New beer honours forgotten brewery (Belgian Beer&Food)

Learning about Belgian breweries is addictive, however usually you can only scratch the surface, discovering the few that are still around today, while neglecting thousands that have been and gone, in some cases leaving barely a trace.

An example is Brasserie LeFort. Once a dominant feature in the prosperous town of Kortrijk, it sat on the city’s old fortifications and sold its beer though its network of pubs in the city and surrounding area. As you’d expect, owner Felix Verscheure was a man of status and lived in an elegant town-house adjacent to the brewery, itself one of the richest in the city. However it seemed that his brewery’s legacy would die with him.

Felix outlived his two children, and when he died in 1911 his grand-daughter Marguerite Vandamme inherited the brewery. In those repressive times that could have been the end of the story, except that she was married to Omer Vander Ghinste, who himself owned a brewery in the village of Bellegem, on the outskirts of Kortrijk.

Omer's brewery was a much smaller concern, a local village brewery like thousands of others across Belgium.
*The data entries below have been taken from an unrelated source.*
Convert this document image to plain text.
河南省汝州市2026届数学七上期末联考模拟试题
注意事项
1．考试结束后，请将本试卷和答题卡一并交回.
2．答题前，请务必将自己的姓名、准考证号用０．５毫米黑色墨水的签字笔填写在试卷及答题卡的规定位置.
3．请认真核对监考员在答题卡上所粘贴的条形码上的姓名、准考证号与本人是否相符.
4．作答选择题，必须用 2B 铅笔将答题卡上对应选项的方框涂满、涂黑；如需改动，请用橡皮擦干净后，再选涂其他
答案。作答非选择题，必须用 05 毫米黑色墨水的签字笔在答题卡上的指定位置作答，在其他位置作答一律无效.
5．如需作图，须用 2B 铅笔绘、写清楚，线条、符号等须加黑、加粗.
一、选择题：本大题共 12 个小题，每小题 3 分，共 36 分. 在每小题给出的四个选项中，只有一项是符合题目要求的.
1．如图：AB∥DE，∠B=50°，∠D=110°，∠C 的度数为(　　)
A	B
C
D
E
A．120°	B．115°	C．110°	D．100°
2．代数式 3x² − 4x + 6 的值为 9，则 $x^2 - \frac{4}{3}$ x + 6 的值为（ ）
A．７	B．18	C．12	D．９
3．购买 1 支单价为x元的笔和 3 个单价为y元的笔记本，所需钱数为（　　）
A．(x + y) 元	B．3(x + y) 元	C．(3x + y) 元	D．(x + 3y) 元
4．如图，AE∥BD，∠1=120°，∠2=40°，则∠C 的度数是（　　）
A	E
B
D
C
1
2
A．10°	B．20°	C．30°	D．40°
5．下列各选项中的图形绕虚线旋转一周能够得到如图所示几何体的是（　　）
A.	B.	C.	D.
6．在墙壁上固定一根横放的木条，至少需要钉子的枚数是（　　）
But the marriage brought Vander Ghinste a distribution network, equipment and property, and laid the foundations for the brewery that continues today as Omer Vander Ghinste, until recently known as Bockor.

Today’s owner, who’s also called Omer Vander Ghinste, remembers family members speaking about Brasserie LeFort with a kind of awe and respect. “It was certainly something in the town of Kortrijk, and integrating it into our brewery was a big deal. Really it’s what allowed us to become who we are now.”

And what better way to preserve an old legacy than by creating a new beer: Brasserie LeFort.

“Our brewers got to go off and exercise their creativity on a new product,” says Nicolas Degryse the brewery’s marketing manager. “It’s not a recipe from that time, but we have found documents that say Brasserie LeFort was very well known for its beers of high alcohol content. That changed later in the 1880s or 1890s when taxes were increased on high alcohol beers. The brewery also made dark beers, but we don't have a lot of information about that.”

Although it has 8.5 percent ABV, the beer’s alcohol is not overpowering in the mouth. Instead it's a smooth, balanced, almost retiring brew, dark red with a fruity sweetness from the roasted malts, and deeper down notes of toffee and chocolate.

Omer Vander Ghinste (photo) says that restraint was an important element in the making of this beer. “After Omer (a blond beer released in 2008) we decided to look a different segment and started trying dark beers. Actually compared to blond beers there aren’t many out there so we wanted to add something new.

You know it’s not so difficult to make a beer with roasted-malt over-powering the other flavours. We wanted something more delicate, more subtle and complex.”

There is roasted malt in Brasserie LeFort but there’s also pale malt, pils malt as well as wheat, an unusual ingredient in a dark beer. “Wheat gives a softness to the beer, and when you drink it it’s very smooth. Hops on the other hand play a minimal role, it’s the malty, chocolate and coffee taste that come through, with the hops adding a gentle bitterness but not much more than that. “

So as a tribute to the old Brasserie LeFort, you get a delicate beer, and in fact quite a modern one. “We had a blond beer of high fermentation (Omer) and now we have a brown beer of high fermentation. Normally we would have waited, but we found it so good. I don't know if it's the cleverest move. Maybe it would have been better to wait. But if you have the product and you have the story, why wait?”

Paul Walsh is Editor of the quarterly Belgian Beer and Food.